This story was covered recently at planet-php.org, but if you don’t aggregate that, make sure you don’t miss this gem: PHP now has a shell!
I remember this being promised and blogged about around a year ago, but it doesn’t seem to have materialized until now. If you’ve used the Python interactive shell, you immediately notice how PHP’s equivalent is the poor relation.
Thanks to Jan Kneschke this is no longer the case. A very nice program he’s written, PHP 5 only, you can download the files here and here.
For the last few years I’ve been trying to build the considerable patience required to use the default shell available in PHP. If you have any parse errors, it dies, and of course you have to keep typing "<?php" everytime you re-fire it up.
Jan’s version is a considerable improvement, and although it doesn’t yet handle up-arrow for previous LOC or back-arrow in case you type your parentheses first and want to fill in the variables after, it’s a welcome relief to work with.
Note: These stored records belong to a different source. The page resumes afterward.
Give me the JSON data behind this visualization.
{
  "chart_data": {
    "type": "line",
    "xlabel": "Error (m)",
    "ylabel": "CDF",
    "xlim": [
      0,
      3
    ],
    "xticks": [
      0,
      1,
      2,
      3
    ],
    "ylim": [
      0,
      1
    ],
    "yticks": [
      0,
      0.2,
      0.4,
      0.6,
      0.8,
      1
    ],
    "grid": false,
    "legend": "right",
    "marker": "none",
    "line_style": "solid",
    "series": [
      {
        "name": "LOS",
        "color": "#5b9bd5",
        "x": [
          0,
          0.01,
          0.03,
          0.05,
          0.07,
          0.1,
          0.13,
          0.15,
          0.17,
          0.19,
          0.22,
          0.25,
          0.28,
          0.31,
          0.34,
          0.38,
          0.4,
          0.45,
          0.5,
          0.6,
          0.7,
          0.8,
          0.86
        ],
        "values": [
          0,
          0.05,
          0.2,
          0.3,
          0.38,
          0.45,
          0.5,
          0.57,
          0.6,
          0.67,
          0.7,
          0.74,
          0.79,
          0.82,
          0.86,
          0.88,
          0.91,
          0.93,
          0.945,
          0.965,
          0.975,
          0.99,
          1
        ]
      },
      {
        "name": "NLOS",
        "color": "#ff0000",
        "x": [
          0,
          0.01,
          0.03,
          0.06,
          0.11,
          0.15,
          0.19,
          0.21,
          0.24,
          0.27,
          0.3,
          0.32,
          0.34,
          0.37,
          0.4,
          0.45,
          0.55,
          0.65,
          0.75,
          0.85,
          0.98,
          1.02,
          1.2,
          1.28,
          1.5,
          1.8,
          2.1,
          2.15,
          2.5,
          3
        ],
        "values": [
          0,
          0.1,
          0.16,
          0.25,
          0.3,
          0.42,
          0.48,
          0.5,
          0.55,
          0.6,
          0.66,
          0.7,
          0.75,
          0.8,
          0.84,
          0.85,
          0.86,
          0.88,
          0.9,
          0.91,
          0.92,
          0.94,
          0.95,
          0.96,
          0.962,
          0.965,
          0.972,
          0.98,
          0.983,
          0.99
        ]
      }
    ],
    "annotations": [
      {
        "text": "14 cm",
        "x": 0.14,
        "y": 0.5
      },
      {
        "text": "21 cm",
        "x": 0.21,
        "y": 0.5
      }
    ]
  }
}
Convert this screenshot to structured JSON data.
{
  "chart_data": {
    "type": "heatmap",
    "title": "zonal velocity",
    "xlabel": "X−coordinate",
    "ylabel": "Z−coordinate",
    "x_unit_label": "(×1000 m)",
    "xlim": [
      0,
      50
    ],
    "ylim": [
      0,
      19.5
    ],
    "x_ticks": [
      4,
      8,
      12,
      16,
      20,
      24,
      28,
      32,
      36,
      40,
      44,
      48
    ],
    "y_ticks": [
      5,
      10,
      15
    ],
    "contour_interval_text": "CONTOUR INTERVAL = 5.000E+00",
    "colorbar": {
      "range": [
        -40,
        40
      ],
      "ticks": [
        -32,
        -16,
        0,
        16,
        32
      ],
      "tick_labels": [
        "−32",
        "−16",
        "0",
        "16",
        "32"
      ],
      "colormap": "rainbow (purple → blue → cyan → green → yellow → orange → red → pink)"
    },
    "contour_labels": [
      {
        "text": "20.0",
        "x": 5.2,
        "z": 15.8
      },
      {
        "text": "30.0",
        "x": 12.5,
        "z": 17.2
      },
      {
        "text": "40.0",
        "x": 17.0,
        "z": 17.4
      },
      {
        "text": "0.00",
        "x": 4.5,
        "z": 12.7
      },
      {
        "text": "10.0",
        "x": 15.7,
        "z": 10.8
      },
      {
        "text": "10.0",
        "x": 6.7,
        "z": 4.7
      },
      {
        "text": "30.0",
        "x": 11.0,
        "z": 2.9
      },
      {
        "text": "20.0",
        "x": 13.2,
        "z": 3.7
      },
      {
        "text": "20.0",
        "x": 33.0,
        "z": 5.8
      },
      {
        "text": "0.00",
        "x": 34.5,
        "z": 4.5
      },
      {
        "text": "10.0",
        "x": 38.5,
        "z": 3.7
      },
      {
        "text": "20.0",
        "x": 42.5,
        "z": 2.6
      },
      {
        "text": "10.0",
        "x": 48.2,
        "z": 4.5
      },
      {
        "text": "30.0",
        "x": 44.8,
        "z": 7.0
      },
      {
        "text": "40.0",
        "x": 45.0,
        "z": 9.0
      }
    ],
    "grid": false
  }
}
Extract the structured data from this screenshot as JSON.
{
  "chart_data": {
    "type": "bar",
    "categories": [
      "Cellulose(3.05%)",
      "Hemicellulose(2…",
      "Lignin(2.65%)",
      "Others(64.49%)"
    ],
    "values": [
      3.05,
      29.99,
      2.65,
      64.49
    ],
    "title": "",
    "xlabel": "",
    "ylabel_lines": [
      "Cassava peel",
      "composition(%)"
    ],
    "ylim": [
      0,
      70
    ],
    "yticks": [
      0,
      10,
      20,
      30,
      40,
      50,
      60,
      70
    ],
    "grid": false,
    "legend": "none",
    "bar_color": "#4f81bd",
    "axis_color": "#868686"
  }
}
I’m sure it will delay the capitulation when you give up and create a stupid file and request it in a browser just to test some little PHP detail.
May 7th, 2006 at 11:10 pm
PHP already (since PHP 5.1.0) has some shell, just build it –with-readline. http://blog.thinkphp.de/archives/44-More-PHP-power-on-the-command-line.html
May 8th, 2006 at 12:49 am
Yes, that’s the article I was talking about, you can see my original trackback at the bottom. No luck compiling PHP –with-readline though, in the configure it is successfully detected and I get no errors, but readline doesn’t show up in the phpinfo() afterwards, and invoking php -a does not give results as per the thinkphp article.
May 8th, 2006 at 4:30 am
On windows you have arror-key handling by default, on unix you need readline support.
I just updated the php-shell class to use readline support of available. This also brings tab-completion for most scenarios. Check out the examples.